Depuis le 29 avril 2025, une vive polémique entoure Amazon et son éventuelle volonté d’afficher les droits de douane directement sur les fiches produits de sa plateforme américaine. Une simple rumeur, relayée par le média Punchbowl News, a suffi à déclencher la fureur de la Maison Blanche. L’entreprise a dû rapidement désamorcer la crise en déclarant que cette idée n’avait jamais été validée.
Amazon : un affichage des frais qui aurait tout changé pour le consommateur
Tout part d’une information confidentielle selon laquelle Amazon aurait envisagé d’indiquer, à côté du prix affiché sur son site, le montant exact des droits de douane appliqués à certains produits importés.
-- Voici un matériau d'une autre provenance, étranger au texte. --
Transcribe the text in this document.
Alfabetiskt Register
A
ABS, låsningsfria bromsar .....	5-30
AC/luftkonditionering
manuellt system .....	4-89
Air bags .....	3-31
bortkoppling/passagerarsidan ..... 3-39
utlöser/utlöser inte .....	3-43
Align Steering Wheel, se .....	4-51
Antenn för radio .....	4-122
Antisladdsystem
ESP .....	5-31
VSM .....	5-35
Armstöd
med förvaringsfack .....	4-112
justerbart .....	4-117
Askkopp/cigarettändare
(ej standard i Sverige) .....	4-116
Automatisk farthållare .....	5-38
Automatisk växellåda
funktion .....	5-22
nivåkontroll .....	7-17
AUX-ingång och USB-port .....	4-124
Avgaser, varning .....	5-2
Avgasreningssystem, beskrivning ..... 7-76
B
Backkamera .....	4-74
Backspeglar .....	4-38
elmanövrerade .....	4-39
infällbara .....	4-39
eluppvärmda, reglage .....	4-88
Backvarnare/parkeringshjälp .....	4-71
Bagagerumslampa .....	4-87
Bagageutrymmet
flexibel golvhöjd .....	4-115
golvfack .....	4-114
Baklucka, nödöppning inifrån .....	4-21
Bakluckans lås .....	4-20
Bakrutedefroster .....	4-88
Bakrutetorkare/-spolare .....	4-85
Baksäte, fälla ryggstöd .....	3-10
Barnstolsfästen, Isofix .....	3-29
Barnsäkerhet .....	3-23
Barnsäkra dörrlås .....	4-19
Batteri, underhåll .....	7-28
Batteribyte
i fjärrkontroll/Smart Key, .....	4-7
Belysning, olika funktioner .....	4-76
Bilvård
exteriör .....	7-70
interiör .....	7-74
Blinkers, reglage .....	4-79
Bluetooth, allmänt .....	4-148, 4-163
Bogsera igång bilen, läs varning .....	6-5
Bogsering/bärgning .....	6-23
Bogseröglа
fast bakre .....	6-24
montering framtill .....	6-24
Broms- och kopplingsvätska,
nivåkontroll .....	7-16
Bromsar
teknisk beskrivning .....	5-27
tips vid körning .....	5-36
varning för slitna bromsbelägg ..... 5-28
Cette expérimentation, portée par l’équipe d’Amazon Haul — une division spécialisée dans les produits à bas prix — visait à « mieux informer le consommateur » selon certaines sources internes. Mais l’affaire a rapidement échappé à toute maîtrise.
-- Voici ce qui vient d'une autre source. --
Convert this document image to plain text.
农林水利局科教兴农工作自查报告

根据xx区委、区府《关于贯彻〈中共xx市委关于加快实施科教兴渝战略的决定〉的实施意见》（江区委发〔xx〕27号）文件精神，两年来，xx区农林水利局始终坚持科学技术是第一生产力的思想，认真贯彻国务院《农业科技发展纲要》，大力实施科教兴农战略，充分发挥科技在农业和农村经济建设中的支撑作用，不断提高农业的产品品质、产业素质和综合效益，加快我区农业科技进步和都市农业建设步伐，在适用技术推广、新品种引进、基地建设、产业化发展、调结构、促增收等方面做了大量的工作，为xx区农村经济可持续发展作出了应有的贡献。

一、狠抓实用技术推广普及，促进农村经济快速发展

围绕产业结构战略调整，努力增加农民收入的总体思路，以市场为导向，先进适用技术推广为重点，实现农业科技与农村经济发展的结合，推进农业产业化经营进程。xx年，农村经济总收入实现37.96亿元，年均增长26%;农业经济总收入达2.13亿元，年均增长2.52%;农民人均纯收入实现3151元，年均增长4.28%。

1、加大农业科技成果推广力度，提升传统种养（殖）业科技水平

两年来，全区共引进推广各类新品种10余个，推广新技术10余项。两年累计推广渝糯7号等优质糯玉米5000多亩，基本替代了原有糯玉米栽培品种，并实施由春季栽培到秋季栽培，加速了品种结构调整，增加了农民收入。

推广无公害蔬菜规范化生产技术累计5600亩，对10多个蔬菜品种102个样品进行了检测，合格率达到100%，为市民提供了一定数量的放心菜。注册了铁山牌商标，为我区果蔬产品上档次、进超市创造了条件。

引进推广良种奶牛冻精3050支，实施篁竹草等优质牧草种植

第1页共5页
À peine cette rumeur relayée, la réaction politique a été immédiate. Lors d’un point presse le 29 avril, la Maison Blanche a dénoncé une tentative d’influencer l’opinion publique, qualifiant cette hypothèse d’« acte politique » et d’« geste hostile », selon Le Figaro. Le président Donald Trump aurait même téléphoné en personne à Jeff Bezos, fondateur d’Amazon, pour exprimer sa colère. « Jeff Bezos était vraiment sympathique, a décrit M. Trump aux journalistes américains. Il a réglé le problème très rapidement. Un bon gars. »
Ce qu’Amazon a vraiment décidé — et ce que cela cache
Le groupe a formellement annoncé, le jour même, qu’il ne mettrait pas en œuvre cette idée. Dans une déclaration à l’AFP, Amazon a précisé que l’hypothèse avait bien été « envisagée », mais « jamais approuvée ». Elle ne sera donc pas déployée sur le site.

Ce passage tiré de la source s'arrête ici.